The violence was directed primarily at Iraqi police stations and was clearly aimed at creating an atmosphere of chaos and fear before the handover of power to the interim Iraqi government in five days.
"We don't think this was an exception; we think we're going to see more of this," a senior coalition military official told reporters. "There's no reason to expect it will stop after June 30."
The wave of attacks that swept across the notorious Sunni Triangle and the northern city of Mosul featured suicide car bombings designed to kill Iraqi police officers and destroy police stations, but insurgents also attacked convoys, checkpoints and a governor's house. Some of the fighters were dressed all in black with yellow headbands, indicating their allegiance to terrorist leader Abu Musab al-Zarqawi.
American helicopters, jet fighters and troops rushed to the aid of outgunned and overwhelmed Iraqi police, and had to resort to 500-pound bombs and at least one massive 2,000-pound bomb to beat back the offensive, officials said.
In the hotbed town of Fallujah, witnesses said Iraqi cops and insurgents were cooperating, even as American troops traded heavy gunfire with insurgents.
Zarqawi's group claimed credit for the onslaught, but interim Iraqi Prime Minister Iyad Allawi blamed the violence on both Zarqawi's followers and remnants of Saddam Hussein's Baathist regime - an ominous combination.
In Baqubah, fighters distributed leaflets to Iraqis warning them against cooperating with the U.S. "The flesh of collaborators is tastier than that of Americans," they read.
The attacks left streets in the besieged cities empty and rattled much of the country, including Baghdad. Westerners were told to stock up on supplies and stay off the streets for the next seven days for fear of assassination or kidnapping. The air over the city was filled with the clatter of American attack helicopters, and rumors of impending strikes unnerved much of the city.

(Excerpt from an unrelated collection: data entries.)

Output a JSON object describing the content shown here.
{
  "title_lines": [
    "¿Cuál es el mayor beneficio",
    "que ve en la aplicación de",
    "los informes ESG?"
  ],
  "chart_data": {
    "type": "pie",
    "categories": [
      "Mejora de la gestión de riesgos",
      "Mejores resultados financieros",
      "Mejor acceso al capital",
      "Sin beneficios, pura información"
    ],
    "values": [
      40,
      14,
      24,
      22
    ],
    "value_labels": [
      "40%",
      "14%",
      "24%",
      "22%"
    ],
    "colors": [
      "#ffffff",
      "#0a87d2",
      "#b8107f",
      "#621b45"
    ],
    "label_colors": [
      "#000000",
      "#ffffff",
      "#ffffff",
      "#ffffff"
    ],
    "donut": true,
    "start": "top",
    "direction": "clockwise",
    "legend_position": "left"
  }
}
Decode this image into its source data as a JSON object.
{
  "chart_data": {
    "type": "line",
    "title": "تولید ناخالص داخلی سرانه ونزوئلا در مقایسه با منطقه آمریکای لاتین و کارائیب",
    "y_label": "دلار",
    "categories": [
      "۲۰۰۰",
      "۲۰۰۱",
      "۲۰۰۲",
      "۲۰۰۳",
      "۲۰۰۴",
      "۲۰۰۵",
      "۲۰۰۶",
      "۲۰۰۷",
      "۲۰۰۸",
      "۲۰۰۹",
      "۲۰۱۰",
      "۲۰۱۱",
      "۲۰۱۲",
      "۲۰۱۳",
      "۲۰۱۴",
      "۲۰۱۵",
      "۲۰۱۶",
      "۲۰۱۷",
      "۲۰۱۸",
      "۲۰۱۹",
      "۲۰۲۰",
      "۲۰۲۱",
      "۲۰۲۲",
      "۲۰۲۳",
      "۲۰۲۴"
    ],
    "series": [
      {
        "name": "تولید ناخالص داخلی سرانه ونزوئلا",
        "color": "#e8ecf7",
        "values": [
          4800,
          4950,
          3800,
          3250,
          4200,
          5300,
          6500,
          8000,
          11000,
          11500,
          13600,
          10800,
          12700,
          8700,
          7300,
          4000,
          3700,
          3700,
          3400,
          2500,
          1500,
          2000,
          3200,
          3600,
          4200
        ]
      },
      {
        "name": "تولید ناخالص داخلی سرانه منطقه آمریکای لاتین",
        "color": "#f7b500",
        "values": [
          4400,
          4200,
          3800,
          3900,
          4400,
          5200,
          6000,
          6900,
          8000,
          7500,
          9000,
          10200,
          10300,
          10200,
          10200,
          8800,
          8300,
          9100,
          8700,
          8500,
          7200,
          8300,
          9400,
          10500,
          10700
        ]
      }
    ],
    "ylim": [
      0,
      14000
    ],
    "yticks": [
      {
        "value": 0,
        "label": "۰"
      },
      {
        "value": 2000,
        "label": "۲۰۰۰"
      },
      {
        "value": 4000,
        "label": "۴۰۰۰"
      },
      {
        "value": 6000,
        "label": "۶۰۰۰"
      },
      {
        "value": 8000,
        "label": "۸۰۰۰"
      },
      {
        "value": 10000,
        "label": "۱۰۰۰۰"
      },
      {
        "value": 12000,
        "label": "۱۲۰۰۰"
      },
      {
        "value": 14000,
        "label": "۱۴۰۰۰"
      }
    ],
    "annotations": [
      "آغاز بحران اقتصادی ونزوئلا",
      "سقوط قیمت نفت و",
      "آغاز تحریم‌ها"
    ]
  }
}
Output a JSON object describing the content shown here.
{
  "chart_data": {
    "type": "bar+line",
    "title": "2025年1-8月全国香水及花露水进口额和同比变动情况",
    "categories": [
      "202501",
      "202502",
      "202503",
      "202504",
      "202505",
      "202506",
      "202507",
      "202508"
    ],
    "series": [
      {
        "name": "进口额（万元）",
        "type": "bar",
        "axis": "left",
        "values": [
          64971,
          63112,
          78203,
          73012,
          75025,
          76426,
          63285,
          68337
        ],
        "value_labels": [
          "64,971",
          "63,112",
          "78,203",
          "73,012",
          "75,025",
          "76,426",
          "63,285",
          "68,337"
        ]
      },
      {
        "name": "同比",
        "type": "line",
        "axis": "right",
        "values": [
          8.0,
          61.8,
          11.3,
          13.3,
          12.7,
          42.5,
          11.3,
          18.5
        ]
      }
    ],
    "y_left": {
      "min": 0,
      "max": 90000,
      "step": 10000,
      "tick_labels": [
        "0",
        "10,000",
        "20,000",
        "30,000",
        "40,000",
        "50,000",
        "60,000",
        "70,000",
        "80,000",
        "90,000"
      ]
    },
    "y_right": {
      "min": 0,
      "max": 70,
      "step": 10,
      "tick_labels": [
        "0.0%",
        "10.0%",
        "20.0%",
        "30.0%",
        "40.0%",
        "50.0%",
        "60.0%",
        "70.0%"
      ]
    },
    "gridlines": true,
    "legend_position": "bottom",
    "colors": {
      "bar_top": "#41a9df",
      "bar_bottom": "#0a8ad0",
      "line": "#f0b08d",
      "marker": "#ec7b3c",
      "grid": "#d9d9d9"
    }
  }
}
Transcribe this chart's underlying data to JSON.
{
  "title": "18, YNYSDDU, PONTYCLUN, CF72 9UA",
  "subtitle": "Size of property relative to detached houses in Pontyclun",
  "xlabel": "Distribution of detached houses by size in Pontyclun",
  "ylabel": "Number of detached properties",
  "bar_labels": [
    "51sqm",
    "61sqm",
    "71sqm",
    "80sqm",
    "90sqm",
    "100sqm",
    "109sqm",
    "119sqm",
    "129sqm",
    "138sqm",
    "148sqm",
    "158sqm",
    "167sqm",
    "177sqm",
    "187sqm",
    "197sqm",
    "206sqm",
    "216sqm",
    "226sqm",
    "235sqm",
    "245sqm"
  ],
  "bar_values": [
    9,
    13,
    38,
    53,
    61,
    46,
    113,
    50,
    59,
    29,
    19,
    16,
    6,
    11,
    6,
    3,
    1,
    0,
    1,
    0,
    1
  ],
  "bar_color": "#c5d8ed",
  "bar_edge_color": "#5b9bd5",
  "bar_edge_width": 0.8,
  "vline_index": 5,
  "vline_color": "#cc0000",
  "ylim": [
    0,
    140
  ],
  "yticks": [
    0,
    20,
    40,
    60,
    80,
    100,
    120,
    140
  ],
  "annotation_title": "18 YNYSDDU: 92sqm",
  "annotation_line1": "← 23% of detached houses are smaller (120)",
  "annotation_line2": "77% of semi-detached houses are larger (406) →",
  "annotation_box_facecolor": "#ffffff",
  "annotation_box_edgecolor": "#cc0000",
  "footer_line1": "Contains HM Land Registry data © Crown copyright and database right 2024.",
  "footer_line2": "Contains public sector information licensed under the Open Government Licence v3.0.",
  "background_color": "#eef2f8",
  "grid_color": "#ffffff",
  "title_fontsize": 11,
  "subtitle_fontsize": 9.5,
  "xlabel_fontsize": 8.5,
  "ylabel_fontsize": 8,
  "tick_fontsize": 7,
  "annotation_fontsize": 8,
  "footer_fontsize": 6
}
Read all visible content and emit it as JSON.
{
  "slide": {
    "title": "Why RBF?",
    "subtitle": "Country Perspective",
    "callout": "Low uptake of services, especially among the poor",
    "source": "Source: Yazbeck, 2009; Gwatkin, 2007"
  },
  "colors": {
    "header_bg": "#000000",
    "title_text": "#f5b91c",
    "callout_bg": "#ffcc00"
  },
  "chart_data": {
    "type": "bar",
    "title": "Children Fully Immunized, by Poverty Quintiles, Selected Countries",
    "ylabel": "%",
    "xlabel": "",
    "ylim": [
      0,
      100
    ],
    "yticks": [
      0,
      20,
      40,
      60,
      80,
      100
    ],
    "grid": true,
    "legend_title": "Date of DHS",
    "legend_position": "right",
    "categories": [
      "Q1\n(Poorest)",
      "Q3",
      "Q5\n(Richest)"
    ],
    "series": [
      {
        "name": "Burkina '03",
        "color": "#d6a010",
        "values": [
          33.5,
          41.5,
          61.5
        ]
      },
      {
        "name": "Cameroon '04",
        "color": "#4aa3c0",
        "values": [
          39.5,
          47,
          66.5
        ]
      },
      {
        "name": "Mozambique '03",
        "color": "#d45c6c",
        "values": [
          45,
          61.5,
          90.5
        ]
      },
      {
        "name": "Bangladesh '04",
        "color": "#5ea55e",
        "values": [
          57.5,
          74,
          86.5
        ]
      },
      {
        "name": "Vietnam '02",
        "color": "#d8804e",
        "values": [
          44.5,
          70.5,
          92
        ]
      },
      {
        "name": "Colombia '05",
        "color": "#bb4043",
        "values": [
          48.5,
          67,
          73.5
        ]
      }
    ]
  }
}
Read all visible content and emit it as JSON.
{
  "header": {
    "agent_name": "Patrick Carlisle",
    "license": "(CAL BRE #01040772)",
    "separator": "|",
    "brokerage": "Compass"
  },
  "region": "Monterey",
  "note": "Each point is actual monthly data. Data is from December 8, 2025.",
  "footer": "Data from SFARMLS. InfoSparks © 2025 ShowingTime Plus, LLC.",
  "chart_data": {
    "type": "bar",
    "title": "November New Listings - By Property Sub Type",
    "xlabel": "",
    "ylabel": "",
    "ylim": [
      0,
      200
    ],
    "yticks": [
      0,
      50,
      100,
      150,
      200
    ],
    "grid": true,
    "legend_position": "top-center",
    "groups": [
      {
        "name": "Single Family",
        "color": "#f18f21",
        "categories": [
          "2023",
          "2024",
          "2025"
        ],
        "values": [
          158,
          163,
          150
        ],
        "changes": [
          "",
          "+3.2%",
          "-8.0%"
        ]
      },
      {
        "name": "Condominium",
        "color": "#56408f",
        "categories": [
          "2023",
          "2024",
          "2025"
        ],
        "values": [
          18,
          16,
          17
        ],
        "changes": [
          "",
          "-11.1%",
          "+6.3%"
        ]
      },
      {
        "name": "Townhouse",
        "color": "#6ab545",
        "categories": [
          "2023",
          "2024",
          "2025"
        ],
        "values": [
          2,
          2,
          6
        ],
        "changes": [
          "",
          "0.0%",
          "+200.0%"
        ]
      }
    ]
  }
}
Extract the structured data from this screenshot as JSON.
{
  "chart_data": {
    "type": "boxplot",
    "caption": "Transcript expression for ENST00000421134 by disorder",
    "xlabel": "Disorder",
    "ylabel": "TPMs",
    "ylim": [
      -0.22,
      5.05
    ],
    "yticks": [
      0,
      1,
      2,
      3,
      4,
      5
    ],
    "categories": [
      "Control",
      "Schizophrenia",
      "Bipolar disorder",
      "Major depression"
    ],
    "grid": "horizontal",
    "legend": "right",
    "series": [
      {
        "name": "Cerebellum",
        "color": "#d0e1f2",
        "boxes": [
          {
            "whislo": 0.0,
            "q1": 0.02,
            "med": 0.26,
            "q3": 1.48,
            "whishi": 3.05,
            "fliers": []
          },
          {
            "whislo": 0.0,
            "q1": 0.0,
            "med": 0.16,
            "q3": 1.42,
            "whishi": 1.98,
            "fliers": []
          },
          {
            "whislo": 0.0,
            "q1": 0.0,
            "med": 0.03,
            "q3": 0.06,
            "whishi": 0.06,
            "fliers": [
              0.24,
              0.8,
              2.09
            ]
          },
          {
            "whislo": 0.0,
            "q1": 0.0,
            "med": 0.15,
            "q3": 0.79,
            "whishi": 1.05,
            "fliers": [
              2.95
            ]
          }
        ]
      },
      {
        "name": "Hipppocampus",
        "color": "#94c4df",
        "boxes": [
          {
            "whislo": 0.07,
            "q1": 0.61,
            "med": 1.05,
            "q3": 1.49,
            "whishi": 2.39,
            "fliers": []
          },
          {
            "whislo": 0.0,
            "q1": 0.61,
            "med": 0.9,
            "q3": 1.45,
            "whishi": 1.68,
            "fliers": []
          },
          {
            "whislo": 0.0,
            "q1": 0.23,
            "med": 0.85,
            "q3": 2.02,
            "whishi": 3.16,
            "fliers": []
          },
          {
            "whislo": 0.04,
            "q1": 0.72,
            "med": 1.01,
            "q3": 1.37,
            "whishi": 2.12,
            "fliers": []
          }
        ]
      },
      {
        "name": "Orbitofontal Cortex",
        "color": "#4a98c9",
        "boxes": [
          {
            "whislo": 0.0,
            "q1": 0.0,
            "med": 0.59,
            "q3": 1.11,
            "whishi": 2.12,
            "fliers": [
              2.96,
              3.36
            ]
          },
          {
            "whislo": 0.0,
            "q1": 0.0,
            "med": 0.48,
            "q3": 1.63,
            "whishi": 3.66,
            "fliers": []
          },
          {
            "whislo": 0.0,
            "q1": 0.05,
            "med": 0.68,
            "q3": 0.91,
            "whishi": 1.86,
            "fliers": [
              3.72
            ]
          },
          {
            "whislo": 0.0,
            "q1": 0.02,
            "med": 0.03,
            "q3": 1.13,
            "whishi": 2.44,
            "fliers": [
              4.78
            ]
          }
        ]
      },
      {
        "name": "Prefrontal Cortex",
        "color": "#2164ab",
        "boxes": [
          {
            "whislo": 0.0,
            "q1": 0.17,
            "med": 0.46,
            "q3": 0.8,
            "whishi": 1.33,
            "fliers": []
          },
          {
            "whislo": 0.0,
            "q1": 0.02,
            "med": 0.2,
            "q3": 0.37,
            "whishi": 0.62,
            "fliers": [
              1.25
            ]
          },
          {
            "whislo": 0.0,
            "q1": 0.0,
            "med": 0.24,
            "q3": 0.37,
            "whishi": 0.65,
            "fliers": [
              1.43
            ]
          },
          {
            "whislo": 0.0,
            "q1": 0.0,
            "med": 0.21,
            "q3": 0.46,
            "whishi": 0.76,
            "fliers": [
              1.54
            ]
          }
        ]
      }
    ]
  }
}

Retired Col. Charles Krohn, who was assigned to Baghdad at the beginning of the occupation, said the coordinated attacks showed "that the terrorists are increasing in potency. ... It shows they're well-trained and that they are motivated and they're able to get close to the target."
He said the U.S.-led coalition will have to impose martial law, including a nationwide curfew and strict travel restrictions, to quell the violence.
"What they're doing is not hard to do," said John Pike, director of military think tank GlobalSecurity.org, about the insurgency. "That's the bad news," he said. "But the good news is that this is not the Tet offensive," referring to the Viet Cong uprising in the Vietnam War. "There were hundreds of thousands of Viet Cong. In Iraq, it's thousands."